Artificial intelligence is all the rage today. Unfortunately, people treat it as a cool new fad to jump on without realizing the massive impact AI has today. But the future of AI will demand our attention in how we work and what our expectations will be.
Further, AI will become more than a tool in a newfangled tech toolbelt. Think of collaborative AI as your new digital assistant that you can talk to, interact with, and will understand your native language. Mind-blowing? For sure, but this is just the tip of the iceberg.

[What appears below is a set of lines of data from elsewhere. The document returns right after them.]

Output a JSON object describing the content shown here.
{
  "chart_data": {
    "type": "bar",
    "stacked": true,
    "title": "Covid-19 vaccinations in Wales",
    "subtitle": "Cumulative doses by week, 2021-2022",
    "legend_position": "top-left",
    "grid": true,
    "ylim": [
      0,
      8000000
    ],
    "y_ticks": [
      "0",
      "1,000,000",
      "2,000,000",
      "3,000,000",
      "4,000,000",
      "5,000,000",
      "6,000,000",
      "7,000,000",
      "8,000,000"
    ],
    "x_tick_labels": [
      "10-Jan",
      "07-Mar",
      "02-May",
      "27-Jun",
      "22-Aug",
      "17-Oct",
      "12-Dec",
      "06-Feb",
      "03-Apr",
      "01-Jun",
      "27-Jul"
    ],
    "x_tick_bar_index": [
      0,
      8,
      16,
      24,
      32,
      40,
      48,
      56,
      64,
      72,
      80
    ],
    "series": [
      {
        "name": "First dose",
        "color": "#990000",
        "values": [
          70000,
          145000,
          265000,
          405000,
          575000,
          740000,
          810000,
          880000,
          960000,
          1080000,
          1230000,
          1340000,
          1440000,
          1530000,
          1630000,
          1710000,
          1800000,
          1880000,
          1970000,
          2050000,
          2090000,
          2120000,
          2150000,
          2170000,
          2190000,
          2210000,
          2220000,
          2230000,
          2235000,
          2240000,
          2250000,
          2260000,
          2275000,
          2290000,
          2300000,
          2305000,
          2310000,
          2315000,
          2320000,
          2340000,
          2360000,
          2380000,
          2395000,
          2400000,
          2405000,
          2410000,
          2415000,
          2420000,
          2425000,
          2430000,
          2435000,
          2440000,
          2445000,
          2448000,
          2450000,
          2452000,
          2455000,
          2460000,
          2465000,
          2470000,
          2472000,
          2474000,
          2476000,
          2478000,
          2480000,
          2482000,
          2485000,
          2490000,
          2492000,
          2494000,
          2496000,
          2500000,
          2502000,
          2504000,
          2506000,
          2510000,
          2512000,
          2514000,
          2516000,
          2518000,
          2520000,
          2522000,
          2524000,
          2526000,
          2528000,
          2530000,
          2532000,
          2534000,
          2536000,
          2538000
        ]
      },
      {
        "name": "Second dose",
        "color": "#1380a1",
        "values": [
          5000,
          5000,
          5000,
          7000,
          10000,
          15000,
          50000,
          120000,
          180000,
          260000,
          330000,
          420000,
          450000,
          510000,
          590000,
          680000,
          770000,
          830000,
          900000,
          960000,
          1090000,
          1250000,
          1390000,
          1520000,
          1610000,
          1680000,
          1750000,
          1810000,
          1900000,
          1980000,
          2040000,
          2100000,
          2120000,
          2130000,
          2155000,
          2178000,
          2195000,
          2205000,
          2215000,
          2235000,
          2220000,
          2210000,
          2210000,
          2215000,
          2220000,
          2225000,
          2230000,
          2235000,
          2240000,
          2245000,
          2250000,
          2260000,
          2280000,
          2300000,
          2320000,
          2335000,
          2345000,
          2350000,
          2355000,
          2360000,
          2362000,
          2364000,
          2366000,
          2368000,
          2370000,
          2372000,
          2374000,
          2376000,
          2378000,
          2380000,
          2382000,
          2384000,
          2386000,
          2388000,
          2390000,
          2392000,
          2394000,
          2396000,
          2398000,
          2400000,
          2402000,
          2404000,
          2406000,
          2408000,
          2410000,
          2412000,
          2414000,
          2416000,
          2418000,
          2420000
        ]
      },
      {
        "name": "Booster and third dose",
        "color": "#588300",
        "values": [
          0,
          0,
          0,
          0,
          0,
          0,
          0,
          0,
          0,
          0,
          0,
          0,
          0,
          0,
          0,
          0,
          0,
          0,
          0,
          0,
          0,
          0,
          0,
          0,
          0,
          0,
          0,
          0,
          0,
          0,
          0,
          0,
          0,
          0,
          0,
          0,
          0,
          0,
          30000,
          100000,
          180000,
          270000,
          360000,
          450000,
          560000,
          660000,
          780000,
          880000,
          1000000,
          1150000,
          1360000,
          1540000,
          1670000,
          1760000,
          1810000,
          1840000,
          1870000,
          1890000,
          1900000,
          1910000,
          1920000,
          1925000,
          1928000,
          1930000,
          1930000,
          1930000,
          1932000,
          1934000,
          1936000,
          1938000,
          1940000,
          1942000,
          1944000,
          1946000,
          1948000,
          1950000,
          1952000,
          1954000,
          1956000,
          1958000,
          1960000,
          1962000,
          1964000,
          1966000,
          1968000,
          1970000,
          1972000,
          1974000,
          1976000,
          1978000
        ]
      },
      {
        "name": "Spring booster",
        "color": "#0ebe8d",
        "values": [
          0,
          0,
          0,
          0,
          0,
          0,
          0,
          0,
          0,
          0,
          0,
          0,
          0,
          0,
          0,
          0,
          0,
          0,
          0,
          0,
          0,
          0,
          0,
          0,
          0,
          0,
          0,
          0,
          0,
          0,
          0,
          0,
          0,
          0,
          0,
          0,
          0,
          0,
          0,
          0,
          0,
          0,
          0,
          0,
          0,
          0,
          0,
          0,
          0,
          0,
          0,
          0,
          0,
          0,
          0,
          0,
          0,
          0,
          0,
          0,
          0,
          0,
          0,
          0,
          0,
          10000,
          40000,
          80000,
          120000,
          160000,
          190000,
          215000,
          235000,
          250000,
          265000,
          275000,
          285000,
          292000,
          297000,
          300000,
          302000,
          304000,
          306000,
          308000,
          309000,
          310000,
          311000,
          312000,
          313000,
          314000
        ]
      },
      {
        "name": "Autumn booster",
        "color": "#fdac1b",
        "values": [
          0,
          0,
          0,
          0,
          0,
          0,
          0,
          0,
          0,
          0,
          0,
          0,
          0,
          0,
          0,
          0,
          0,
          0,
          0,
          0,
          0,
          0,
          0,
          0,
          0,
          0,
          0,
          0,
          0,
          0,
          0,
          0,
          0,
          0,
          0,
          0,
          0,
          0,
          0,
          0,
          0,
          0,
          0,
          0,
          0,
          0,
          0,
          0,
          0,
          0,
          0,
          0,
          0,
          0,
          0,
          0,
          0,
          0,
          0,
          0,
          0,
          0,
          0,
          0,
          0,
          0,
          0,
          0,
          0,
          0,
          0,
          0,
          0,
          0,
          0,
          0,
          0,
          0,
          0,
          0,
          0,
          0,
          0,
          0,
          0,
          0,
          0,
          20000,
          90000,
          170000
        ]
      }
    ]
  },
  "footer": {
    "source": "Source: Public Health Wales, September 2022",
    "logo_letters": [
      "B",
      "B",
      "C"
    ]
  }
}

So, where do we go from here? To help me understand the future of collaborative AI and its impact on humans and how we work is Aleksandra Przegalinska. She is the Vice Rector at Kozminski University, Research Fellow for the American Institute for Economic Research, and a frequent speaker and contributor to the AI Community of SwissCognitive.
01:50 — With her recent research, Aleksandra received a grant for her work with AI. The first part involves collaborative AI and how AI should be an extension of what we do—to support and collaborate with humans, not to replace what we can do.
03:01 — For the second part of the grant, they are using conversation AI systems and further developing based on new types of algorithms and neural networks. These systems, called ‘transformers,’ go beyond the functions of a simple chatbot. For instance, with human supervision, transformers can write short stories or blog posts and translate texts in a contextual way.
05:31 — The advancement of these neural networks introduces new possibilities of delivering clear speech synthesis and a more granular understanding of word pronunciations and meanings. Because of this, transformers will be able to serve as an assistant that understands what you’re saying and your intentions with a specific context.
07:58 — There are many companies trying to democratize AI to make it easier to build upon, such as with low-code/no-code and citizen developers. There are those who understand the deep technical aspect of AI. On the other hand, there are people still trying to understand it, use it, and learn about this technology. How can we bridge the gap between this divide?
10:10 — By democratizing AI, it will be more accessible and more people will be able to benefit from it. Now is a good time for AI simplification as well as AI complexity.
16:22 — A lot revolving around AI involves the collaboration of people and ideas. How can collaborative AI be used?
17:30 — Collaboration with humans requires advanced neural networks. Additionally, the system would have to adapt to the pace that a human works. The idea is essentially to create human-centric systems that can either do something with humans or complete the part of a task that contributes to a bigger solution designed by humans.
19:53 — During the Industry Cloud Battleground digital event, a manufacturing session mentioned the emergence of micro-factories using a combination of IoT, AI, and other technologies to streamline output.
21:03 — On the retail side, people are repurposing shipping containers to create mini-stores to bring the retail experience to events and farmers’ markets. These retailers use AI and analysis to determine what products to bring based on the customers at the events. This requires contextual understanding and translating the digital into the physical.
21:54 — Collaborative AI is on the horizon. There will be more applications of specialized AI in different domains and sectors. There can’t be a generic approach to AI—it has to be specialized, but it relies on specialists within each industry to adopt it and provide feedback for improvements.
23:49 — With the lines blurring between industries, there also needs to be AI collaboration with other AI components.
24:54 — Transformers are an example of the future of AI, as these systems continue to advance with contextual and conversational AI. Also, specialists should explore the possibilities of AI within their specific industries, as it serves as a useful assistant and tool to enhance various domains.